Twigs has many songs about sex, pleasure, and pain—or at least songs that can be interpreted as such—but what differentiates her approach from other stars working with the same topics is how literally she wields those things as a source of power. In her music, even her sorrow and heartbreak are pools from which she will siphon life after the catharsis, accumulating energy from the heartbeat thrum of her beats. It’s all inextricable from her presentation, of course—as a conceptual artist, video director, and professional dancer, twigs’ music is as reliant on her multimedia as any artist working today (maybe Björk is slightly more advanced on that tip, but anyone else).

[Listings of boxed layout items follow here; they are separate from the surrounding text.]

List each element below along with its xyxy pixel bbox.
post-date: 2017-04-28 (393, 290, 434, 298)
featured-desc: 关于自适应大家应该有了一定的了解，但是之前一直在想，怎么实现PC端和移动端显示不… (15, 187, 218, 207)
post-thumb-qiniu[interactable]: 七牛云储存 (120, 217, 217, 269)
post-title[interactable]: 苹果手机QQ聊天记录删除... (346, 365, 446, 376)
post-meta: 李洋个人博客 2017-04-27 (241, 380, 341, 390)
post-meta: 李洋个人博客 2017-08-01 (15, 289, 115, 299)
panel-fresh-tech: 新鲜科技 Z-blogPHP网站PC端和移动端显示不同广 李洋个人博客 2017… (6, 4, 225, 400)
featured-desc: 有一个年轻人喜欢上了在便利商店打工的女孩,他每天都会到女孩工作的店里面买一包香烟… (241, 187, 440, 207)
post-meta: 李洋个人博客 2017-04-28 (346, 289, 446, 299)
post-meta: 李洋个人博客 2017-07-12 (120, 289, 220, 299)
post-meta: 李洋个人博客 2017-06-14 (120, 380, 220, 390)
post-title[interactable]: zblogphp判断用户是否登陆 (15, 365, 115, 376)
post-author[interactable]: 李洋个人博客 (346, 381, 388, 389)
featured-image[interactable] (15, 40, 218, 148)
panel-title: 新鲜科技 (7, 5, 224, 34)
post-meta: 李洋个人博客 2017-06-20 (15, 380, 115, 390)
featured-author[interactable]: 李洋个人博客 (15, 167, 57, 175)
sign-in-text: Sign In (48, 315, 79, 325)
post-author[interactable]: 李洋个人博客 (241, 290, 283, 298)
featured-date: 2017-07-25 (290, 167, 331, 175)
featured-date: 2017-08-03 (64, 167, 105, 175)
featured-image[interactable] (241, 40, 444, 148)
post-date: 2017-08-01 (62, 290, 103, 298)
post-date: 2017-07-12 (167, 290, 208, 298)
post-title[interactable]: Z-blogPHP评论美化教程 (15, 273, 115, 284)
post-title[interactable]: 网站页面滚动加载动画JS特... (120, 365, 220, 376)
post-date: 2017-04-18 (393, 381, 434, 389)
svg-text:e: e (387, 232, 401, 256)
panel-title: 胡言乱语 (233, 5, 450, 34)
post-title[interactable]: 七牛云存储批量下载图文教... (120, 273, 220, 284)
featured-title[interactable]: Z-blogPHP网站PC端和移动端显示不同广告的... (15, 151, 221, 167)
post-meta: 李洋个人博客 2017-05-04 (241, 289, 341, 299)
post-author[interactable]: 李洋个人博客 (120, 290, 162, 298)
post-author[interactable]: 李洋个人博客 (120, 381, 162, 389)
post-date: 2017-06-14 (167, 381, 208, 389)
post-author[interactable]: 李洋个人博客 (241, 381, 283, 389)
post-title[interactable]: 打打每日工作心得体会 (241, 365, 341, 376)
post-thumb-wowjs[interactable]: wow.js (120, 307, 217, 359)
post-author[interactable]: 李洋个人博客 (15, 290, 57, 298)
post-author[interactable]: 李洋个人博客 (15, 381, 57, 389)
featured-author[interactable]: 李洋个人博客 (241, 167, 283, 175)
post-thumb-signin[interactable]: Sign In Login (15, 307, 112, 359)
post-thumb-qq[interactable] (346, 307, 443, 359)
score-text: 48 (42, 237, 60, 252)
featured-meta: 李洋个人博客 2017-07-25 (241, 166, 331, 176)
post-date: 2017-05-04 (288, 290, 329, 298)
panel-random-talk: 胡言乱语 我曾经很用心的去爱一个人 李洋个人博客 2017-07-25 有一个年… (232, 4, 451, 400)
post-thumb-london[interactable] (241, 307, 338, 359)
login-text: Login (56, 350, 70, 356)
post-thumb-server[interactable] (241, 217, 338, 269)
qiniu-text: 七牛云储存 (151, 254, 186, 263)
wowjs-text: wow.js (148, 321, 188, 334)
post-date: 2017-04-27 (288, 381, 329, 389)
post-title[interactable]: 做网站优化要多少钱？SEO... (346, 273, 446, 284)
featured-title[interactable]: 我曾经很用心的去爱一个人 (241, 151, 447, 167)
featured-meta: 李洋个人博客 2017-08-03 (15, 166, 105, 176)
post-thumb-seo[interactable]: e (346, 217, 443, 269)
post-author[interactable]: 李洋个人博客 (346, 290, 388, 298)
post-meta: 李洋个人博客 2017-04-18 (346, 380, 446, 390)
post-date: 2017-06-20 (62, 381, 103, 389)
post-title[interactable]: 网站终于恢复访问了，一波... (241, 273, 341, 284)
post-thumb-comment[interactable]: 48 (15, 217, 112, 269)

She uses all these things to convey a raw sexual power that is subversive in its subtlety, unflinching in its brazenness and, as with the Fallon performance (and videos like “Papi Pacify,” which caused many a scandalized blogger to clutch her pearls), actually confrontational in its presentation. In August, speaking about her near-nude video for “Hide,” she told me, “It’s about breaking up with somebody and feeling like shit about yourself, so I thought it would be really brave to be naked but not have a head! Because as soon as you have a face and you smize into the camera, it becomes really sexy, and I didn’t want it to be sexy. I wanted it to be awkward.”
The way twigs displays her raw power—a distinctly feminine one, in the way that Athena the warrior god displayed feminine power, if we’re being hyperbolic—is intrinsic to the way she moves, her physicality an extension of her music. Even when she’s voguing in her Google Glass video, she’s executing moves that are specifically rooted in channeling feminine energy and power, duck walks and suicide dips rippling up from swiveling hips. In ball culture, they’re the fundamental building blocks of the category of “femme” (or “fem”) voguing called “dramatics” and the goal, as it were, is to be “soft and cunt” (even the verbiage projects feminine power!). At twigs’ album release show in New York a few months ago, she namechecked the softness and the cuntness of her performance, a little shyly because she’d only recently learned to vogue.
At the end of twigs’ Tonight Show performance, Jimmy Fallon seemed cowed, dorkily shouting, “Oh, wow!” Twigs looked out into the audience and blinked.